Climate change will continue to dramatically alter the availability of water in many geographic regions that include urban environments characterized by higher temperatures (Wilby 2008; Vicente-Serrano et al. 2014; Porkka et al. 2016; Sarhadi et al. 2018; IPCC 2021). Water limitation tends to reduce fitness-related traits in insects (e.g., Branson 2016; Padda and Stahlschmidt 2022), and insects are critical to terrestrial ecosystems (Cardoso et al. 2020). In our study, summer was characterized by an absence of precipitation in the riparian zone (Fig. 1), and by relatively high insect biodiversity and biomass metrics.

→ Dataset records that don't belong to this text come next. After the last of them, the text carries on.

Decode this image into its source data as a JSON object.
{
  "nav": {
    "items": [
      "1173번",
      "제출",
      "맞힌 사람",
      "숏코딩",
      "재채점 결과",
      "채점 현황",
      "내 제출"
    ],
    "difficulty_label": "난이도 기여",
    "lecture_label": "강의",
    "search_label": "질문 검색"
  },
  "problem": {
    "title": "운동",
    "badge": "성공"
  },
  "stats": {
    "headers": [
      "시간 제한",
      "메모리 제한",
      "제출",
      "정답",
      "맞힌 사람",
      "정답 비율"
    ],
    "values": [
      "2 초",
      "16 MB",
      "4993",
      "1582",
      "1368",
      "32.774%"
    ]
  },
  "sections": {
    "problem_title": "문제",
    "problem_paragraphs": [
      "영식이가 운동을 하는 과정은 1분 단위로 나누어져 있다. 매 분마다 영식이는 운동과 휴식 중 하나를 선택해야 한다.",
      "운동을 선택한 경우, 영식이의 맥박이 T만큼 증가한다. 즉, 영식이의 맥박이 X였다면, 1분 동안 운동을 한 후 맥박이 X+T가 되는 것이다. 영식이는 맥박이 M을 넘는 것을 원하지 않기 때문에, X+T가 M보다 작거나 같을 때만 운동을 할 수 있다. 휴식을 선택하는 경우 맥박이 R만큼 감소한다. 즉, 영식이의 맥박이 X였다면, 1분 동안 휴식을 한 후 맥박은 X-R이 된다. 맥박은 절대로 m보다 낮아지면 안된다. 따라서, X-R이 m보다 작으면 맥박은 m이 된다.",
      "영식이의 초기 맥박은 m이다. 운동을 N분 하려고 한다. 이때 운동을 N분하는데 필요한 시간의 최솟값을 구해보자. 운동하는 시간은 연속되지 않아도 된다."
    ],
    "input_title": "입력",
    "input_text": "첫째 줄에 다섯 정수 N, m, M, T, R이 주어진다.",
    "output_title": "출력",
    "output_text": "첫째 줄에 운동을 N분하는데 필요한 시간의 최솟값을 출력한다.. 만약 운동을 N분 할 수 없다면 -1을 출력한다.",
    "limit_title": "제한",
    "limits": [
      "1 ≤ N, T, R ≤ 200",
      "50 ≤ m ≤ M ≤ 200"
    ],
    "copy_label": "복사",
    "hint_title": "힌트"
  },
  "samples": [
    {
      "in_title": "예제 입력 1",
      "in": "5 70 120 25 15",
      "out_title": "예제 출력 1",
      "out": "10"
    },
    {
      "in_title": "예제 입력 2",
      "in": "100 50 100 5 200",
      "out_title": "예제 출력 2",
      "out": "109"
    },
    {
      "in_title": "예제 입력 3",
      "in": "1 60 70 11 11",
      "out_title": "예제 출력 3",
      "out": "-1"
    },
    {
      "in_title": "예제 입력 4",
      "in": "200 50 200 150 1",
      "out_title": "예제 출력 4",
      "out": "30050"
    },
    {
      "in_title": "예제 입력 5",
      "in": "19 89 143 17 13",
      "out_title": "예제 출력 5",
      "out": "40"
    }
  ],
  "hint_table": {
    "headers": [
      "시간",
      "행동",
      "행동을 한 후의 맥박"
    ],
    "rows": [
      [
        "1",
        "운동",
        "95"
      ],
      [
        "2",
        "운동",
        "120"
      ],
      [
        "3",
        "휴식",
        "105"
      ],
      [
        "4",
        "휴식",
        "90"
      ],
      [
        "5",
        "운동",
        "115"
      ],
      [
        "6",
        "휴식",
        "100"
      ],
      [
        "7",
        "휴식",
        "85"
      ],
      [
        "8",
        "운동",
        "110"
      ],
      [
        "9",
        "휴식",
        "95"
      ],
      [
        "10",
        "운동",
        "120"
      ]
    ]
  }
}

Limited water access may have reduced competition and opened niches for certain taxa—twice as many unique insect families were collected in the hot, dry summer compared to the combined total for fall, winter, and spring (Table 1; Fig. S3). Despite its costs to individuals, water stress can facilitate insect biodiversity by weakening negative interspecific interactions or strengthening positive interactions (Staley et al. 2007; Pringle et al. 2013; but see McCluney and Sabo 2012). For example, insect species richness can be greater in hotter, drier areas of urban dryland environments (Adams et al. 2020). Clearly, drought and water limitation have key roles in shaping insect populations and communities. Therefore, studying insect communities in dryland riparian zones (e.g., McCluney and Sabo 2012; 2014), particularly in urban areas, may provide important insight into how insect communities (and the ecosystems they service) respond to the world’s future climate.